If you have a terrible job or home life, being unhappy is hardly inappropriate. Pathologising it can only make everything worse
The Guardian – August 9, 2013
by Giles Fraser
I was trouble at school. “Like a monkey at the zoo, Giles is intent on displaying himself from his least flattering angle,” said one teacher in my term report, a document strewn with words like “disruptive” and “unfocused”. Thank God this was in the early 80s, otherwise I bet someone would have suggested Ritalin. For, since the mid 80s, society has decided that adolescent trouble-making is some sort of medical condition. We have given it a scientific-sounding classification, ADHD. securing a sense that a messy adolescence is pathological, some sort of chemical imbalance.
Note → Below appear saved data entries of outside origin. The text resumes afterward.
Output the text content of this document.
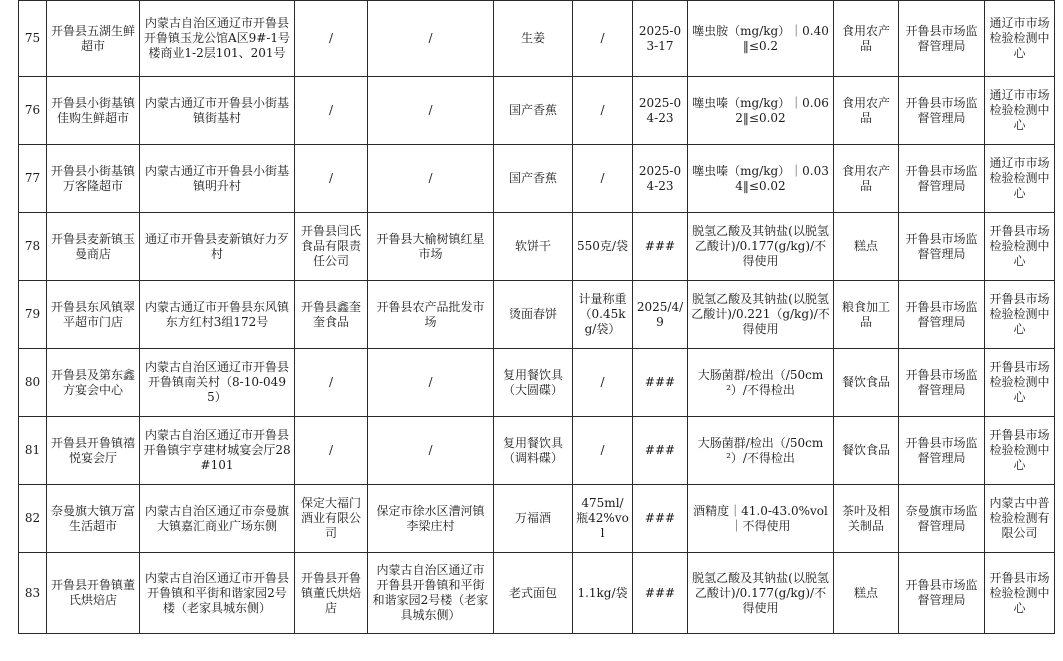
75	开鲁县五湖生鲜超市	内蒙古自治区通辽市开鲁县开鲁镇玉龙公馆A区9#-1号楼商业1-2层101、201号	/	/	生姜	/	2025-03-17	噻虫胺（mg/kg）｜0.40‖≤0.2	食用农产品	开鲁县市场监督管理局	通辽市市场检验检测中心
76	开鲁县小街基镇佳购生鲜超市	内蒙古通辽市开鲁县小街基镇街基村	/	/	国产香蕉	/	2025-04-23	噻虫嗪（mg/kg）｜0.062‖≤0.02	食用农产品	开鲁县市场监督管理局	通辽市市场检验检测中心
77	开鲁县小街基镇万客隆超市	内蒙古通辽市开鲁县小街基镇明升村	/	/	国产香蕉	/	2025-04-23	噻虫嗪（mg/kg）｜0.034‖≤0.02	食用农产品	开鲁县市场监督管理局	通辽市市场检验检测中心
78	开鲁县麦新镇玉曼商店	通辽市开鲁县麦新镇好力歹村	开鲁县闫氏食品有限责任公司	开鲁县大榆树镇红星市场	软饼干	550克/袋	###	脱氢乙酸及其钠盐(以脱氢乙酸计)/0.177(g/kg)/不得使用	糕点	开鲁县市场监督管理局	开鲁县市场检验检测中心
79	开鲁县东风镇翠平超市门店	内蒙古通辽市开鲁县东风镇东方红村3组172号	开鲁县鑫奎奎食品	开鲁县农产品批发市场	烫面春饼	计量称重（0.45kg/袋）	2025/4/9	脱氢乙酸及其钠盐(以脱氢乙酸计)/0.221（g/kg)/不得使用	粮食加工品	开鲁县市场监督管理局	开鲁县市场检验检测中心
80	开鲁县及第东鑫方宴会中心	内蒙古自治区通辽市开鲁县开鲁镇南关村（8-10-0495）	/	/	复用餐饮具（大圆碟）	/	###	大肠菌群/检出（/50cm²）/不得检出	餐饮食品	开鲁县市场监督管理局	开鲁县市场检验检测中心
81	开鲁县开鲁镇禧悦宴会厅	内蒙古自治区通辽市开鲁县开鲁镇宇亨建材城宴会厅28#101	/	/	复用餐饮具（调料碟）	/	###	大肠菌群/检出（/50cm²）/不得检出	餐饮食品	开鲁县市场监督管理局	开鲁县市场检验检测中心
82	奈曼旗大镇万富生活超市	内蒙古自治区通辽市奈曼旗大镇嘉汇商业广场东侧	保定大福门酒业有限公司	保定市徐水区漕河镇李梁庄村	万福酒	475ml/瓶42%vol	###	酒精度｜41.0-43.0%vol｜不得使用	茶叶及相关制品	奈曼旗市场监督管理局	内蒙古中普检验检测有限公司
83	开鲁县开鲁镇董氏烘焙店	内蒙古自治区通辽市开鲁县开鲁镇和平街和谐家园2号楼（老家具城东侧）	开鲁县开鲁镇董氏烘焙店	内蒙古自治区通辽市开鲁县开鲁镇和平街和谐家园2号楼（老家具城东侧）	老式面包	1.1kg/袋	###	脱氢乙酸及其钠盐(以脱氢乙酸计)/0.177(g/kg)/不得使用	糕点	开鲁县市场监督管理局	开鲁县市场检验检测中心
Thus the scientists are called in to reinforce generally conservative norms of appropriate behaviour. In the US, between 1987 and 2007, there was a 35-fold increase in the number of children being classified as having some form of mental deficiency.
Of course, there are alternative narratives of my trouble-causing. I hated school because I wanted to live by a different story to the one proposed by the British public school system. Or, maybe, I preferred having fun to reading Chaucer. That may be a less noble account, but hardly pathological, or in need of some medical classification. But deviation from social conformity is increasingly seen to be something in need of a pill. In the UK in 1999, there were 158,000 prescriptions written for Ritalin. In 2010 it was 661,463.
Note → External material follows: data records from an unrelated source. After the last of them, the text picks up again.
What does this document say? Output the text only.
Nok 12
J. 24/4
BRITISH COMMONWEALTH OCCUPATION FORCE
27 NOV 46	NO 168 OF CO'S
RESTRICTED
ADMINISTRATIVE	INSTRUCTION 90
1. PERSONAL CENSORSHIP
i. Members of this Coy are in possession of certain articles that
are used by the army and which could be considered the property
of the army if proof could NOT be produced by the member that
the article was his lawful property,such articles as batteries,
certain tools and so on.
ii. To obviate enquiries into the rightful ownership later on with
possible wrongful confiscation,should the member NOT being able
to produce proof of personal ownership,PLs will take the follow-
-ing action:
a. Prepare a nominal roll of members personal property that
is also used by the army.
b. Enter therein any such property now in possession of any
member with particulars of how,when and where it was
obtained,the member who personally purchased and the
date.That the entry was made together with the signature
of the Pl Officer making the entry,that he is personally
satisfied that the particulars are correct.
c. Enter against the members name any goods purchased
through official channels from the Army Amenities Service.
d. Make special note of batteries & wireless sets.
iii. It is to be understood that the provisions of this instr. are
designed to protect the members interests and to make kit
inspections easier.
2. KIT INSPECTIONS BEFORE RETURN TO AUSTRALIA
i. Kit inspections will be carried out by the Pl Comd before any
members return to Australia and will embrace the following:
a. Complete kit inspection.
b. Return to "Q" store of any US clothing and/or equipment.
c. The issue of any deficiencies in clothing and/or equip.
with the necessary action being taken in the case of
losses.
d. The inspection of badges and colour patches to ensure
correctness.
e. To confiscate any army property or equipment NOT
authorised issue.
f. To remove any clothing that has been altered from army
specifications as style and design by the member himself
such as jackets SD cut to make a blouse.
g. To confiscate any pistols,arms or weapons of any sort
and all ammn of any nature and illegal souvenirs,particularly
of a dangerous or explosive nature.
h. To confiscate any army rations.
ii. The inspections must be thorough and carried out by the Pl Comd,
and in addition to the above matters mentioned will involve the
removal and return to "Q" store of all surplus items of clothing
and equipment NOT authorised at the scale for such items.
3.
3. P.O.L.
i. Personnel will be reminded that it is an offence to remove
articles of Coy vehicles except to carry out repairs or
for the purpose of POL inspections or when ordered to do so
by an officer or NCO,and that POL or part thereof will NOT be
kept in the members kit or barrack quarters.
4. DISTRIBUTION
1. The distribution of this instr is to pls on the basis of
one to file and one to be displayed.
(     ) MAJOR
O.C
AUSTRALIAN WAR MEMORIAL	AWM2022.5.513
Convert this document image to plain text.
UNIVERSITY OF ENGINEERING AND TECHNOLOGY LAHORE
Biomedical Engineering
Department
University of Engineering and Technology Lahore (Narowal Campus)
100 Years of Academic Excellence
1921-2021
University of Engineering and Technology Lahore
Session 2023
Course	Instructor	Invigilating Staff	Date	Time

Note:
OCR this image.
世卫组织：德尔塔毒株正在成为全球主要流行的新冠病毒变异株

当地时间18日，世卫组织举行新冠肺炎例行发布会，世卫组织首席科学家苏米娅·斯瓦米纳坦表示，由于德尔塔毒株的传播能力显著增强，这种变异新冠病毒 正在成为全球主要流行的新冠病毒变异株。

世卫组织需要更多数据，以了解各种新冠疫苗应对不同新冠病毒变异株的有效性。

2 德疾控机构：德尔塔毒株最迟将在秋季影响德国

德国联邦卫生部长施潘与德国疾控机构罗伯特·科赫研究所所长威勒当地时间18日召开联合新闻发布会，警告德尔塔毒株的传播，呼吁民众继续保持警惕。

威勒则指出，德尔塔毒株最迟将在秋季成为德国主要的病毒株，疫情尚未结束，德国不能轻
The same thing has happened with depression and drugs like Prozac; though calling it depression is already to classify a particular kind of experience as something quasi-medical, thus leading one to think in terms of medical treatment. Sometimes I am just sad. Sometimes pissed off. Sometimes smothered in darkness. But we often lump all these experiences together simply because pharmaceutical companies have developed a certain sort of treatment. And, once you have a hammer in your hand, it is convenient to see every problem in terms of its being a nail. We have found the solution, now let’s make the problem fit the solution we have available. It’s a form of reverse engineering.
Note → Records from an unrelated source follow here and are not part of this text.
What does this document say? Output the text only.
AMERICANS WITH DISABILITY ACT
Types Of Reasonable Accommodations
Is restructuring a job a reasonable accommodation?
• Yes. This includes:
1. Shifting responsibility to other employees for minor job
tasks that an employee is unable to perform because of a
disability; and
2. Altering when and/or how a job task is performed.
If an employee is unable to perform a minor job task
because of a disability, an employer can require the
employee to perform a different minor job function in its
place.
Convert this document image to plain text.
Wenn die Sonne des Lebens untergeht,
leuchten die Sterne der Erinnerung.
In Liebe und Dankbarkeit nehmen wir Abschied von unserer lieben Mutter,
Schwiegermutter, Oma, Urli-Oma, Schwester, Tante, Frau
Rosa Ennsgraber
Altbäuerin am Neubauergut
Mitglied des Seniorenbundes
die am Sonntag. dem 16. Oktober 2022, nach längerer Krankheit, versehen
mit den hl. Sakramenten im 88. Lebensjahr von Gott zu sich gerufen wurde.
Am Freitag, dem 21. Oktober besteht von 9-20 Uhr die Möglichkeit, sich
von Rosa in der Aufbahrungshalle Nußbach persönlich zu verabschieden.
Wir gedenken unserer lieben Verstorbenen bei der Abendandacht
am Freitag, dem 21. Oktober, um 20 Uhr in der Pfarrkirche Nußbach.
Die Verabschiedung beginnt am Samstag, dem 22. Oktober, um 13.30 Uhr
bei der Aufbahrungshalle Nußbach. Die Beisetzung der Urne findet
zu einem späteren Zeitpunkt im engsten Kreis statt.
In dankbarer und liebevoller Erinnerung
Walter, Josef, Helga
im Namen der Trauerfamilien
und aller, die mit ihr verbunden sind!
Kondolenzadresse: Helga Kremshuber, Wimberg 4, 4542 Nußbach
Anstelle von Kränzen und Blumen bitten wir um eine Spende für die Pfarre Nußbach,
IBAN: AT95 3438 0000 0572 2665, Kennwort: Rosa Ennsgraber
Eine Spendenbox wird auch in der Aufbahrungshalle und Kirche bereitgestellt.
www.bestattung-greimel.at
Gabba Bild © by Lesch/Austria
It is significant that psychoactive drugs were originally developed for other purposes. Drugs such as Thorazine, Miltown and Marsilid were developed in the 50s as ways to treat infections. But they were also seen to have mood-altering side-effects – though scientists had no idea why or how. So, as several writers have pointed out, “instead of developing a drug to fit an abnormality an abnormality was postulated to fit a drug”. Thus we are encouraged to think of our problems in terms of the lucrative solutions to problems we didn’t know we had. In this way, the pharmaceutical companies are responsible for the very conditions they propose to alleviate
Forget the fact that some people are miserable because they are struggling on zero-hours contracts, or have lost their partner or have been watching the news too much – if we translate misery into some sort of chemical imbalance then someone can make big money out of it. But unhappiness is often a perfectly proper response to the state of the world. If you have a shit job or a shit home life, being unhappy is hardly inappropriate. At best, many of the drugs we are popping only deal with the symptoms of all this, not the causes. At worst, they pathologise deviations for normalcy, thus helping to police the established values of consumer capitalism, and reinforcing the very unhappiness that they purport to cure.
Yes, there are some for whom happiness can be reclaimed by doing a bit more exercise or being more sociable. This sounds healthier than pills. But for those for whom these are not solutions, let’s not make it worse by insisting upon the compulsory happiness of the smiley face. For, like the drugs, this can be just another way of shutting people up.